18 novembre 2006 - Fonte : ANSA

GERUSALEMME - Ha deluso sia israeliani che palestinesi la risoluzione della Assemblea generale delle Nazioni Unite relativa alla uccisione di 19 palestinesi (fra cui donne e bambini) a Beit Hanun, a nord di Gaza, in seguito ad un bombardamento di artiglieria da parte di Israele, che lo ha definito frutto di un errore. L'appello dell'Onu ad Israele affinché cessi le sue attività militari a Gaza "rappresenta un premio per i terroristi", ha affermato un portavoce del ministero degli esteri israeliano.

La risoluzione, a suo parere, "non tiene in considerazione che i terroristi si fanno scudo della popolazione palestinese" e possono dunque continuare a sparare razzi dal nord della Striscia di Gaza verso Sderot e altre località israeliane del Neghev. La radio militare ha inoltre citato il parere dell' ambasciatore di Israele all'Onu Dany Gillerman secondo cui "le forze del male tengono in ostaggio l'Assemblea Generale". Da parte sua il portavoce del governo palestinese, Ghazi Hammad, ha trovato insoddisfacente quella risoluzione in quanto "sarebbero state più opportune sanzioni che abbiano un potere di deterrenza per Israele". Israele, ha detto Hammad alla agenzia di stampa Ramattan, "si è macchiato di crimini di guerra". 

Fonte : RAINEWS 24

Sono due i palestinesi uccisi oggi nel nord della striscia di Gaza dal fuoco dei militari israeliani. Lo affermano fonti locali.

In mattinata nella zona di Beit Lahya era stato ucciso un miliziano di circa 20 anni, Said Hajuj. In seguito si e' appreso dalla stessa zona che anche un ragazzo di 16 anni, Taer al-Masri, e' stato colpito a morte dal fuoco israeliano. Le circostanze di questo incidente non sono ancora note.

In Cisgiordania, a Kalkilia, un altro giovane palestinese e' stato ucciso la scorsa notte nel corso di disordini innescati da una operazione israeliana lanciata nel tentativo di catturare un comandante militare di Hamas.

L'aviazione israeliana ha colpito tre diversi obiettivi di Hamas in una serie di incursioni aeree compiute tra ieri sera e questa mattina nella Striscia di Gaza. Lo hanno confermato fonti della sicurezza palestinese.

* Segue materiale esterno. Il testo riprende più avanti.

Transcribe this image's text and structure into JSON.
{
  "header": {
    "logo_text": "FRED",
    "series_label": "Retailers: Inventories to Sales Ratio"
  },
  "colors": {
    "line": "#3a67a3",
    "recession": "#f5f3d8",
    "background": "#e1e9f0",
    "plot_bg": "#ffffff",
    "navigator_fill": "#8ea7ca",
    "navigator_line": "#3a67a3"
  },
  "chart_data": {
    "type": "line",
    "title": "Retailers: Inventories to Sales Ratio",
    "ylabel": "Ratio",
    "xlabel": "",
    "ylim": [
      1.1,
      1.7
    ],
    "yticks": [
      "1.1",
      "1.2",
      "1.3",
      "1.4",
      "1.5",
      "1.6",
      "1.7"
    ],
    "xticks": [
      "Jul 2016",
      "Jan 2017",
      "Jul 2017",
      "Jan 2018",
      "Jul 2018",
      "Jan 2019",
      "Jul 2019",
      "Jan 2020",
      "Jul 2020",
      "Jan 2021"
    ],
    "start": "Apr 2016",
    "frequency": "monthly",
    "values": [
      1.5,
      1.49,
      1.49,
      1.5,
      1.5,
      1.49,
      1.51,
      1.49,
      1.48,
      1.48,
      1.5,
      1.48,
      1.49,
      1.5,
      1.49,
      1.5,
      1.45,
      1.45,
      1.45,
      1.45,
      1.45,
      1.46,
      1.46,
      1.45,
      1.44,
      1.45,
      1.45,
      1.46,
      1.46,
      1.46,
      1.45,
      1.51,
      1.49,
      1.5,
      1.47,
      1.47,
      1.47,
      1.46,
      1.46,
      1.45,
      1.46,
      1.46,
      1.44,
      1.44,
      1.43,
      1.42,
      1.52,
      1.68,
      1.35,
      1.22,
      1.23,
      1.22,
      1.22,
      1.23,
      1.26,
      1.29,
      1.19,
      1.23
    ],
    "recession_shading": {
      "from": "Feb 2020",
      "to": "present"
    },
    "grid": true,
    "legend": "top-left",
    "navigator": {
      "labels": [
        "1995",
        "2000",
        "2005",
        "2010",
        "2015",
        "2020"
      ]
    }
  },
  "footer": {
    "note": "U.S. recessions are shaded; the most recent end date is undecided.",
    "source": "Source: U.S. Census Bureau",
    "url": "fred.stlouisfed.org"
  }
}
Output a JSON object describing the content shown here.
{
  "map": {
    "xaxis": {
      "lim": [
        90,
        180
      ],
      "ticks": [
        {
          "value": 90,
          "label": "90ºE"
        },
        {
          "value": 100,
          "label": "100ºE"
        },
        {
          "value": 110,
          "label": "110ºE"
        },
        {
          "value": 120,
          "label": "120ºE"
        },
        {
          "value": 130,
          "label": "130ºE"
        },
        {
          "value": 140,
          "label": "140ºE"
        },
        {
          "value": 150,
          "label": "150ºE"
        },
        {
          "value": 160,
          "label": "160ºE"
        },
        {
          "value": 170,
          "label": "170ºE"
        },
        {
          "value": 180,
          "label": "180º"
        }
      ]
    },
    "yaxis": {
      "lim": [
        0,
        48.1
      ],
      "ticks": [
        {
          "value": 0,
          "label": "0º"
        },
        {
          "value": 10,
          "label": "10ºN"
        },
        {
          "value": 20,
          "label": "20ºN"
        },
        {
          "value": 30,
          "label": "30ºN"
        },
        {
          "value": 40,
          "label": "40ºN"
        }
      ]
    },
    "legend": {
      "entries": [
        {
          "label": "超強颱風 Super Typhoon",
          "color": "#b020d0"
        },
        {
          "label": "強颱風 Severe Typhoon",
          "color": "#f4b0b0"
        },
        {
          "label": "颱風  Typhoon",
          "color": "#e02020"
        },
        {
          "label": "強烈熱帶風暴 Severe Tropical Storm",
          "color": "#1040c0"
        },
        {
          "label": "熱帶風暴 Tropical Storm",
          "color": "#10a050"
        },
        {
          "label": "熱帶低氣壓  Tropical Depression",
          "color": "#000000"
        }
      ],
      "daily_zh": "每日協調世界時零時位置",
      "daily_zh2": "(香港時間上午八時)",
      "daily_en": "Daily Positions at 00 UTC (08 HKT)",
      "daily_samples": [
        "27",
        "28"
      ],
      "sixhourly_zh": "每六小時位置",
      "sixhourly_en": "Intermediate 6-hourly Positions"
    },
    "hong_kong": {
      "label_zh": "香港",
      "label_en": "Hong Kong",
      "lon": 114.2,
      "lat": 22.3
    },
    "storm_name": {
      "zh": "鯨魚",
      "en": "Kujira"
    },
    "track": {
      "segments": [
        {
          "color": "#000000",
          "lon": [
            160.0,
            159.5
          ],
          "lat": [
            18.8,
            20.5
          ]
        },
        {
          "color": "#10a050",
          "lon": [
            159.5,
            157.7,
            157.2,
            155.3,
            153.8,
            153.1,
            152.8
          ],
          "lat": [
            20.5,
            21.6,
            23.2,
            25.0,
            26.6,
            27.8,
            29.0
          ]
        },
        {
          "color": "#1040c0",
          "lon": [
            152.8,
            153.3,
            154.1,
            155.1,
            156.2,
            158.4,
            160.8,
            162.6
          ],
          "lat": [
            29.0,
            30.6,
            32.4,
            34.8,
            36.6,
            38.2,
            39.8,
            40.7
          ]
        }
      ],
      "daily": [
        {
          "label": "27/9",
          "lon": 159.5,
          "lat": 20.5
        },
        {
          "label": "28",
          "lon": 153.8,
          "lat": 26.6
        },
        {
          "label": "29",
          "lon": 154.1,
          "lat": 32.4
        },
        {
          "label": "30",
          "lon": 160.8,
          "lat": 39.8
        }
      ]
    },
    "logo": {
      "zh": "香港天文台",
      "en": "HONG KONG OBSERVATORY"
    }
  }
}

Secondo quanto riferito, non ci sarebbero vittime o feriti. Ma i raid aerei di Tsahal avrebbero provocato ingenti danni agli edifici colpiti e ad alcune costruzioni adiacenti.

Uno degli attacchi ha distrutto ieri sera l'abitazione di Alaa Eatilam, vice direttore della Forza Esecutiva, una delle componenti della forza di sicurezza di Hamas. L'edificio era distante poche centinaia di metri dalla residenza del primo ministro palestinese Ismail Haniyeh.

I missili israeliani hanno centrato anche la sede di un'associazione di beneficenza di Hamas, Al Islah, distruggendo il secondo piano, che ospitava una piccola biblioteca e alcuni uffici.

A nord di Gaza, infine, è stato colpito un campo di addestramento della Forza Esecutiva. Al momento dell'incursione, il campo era però deserto.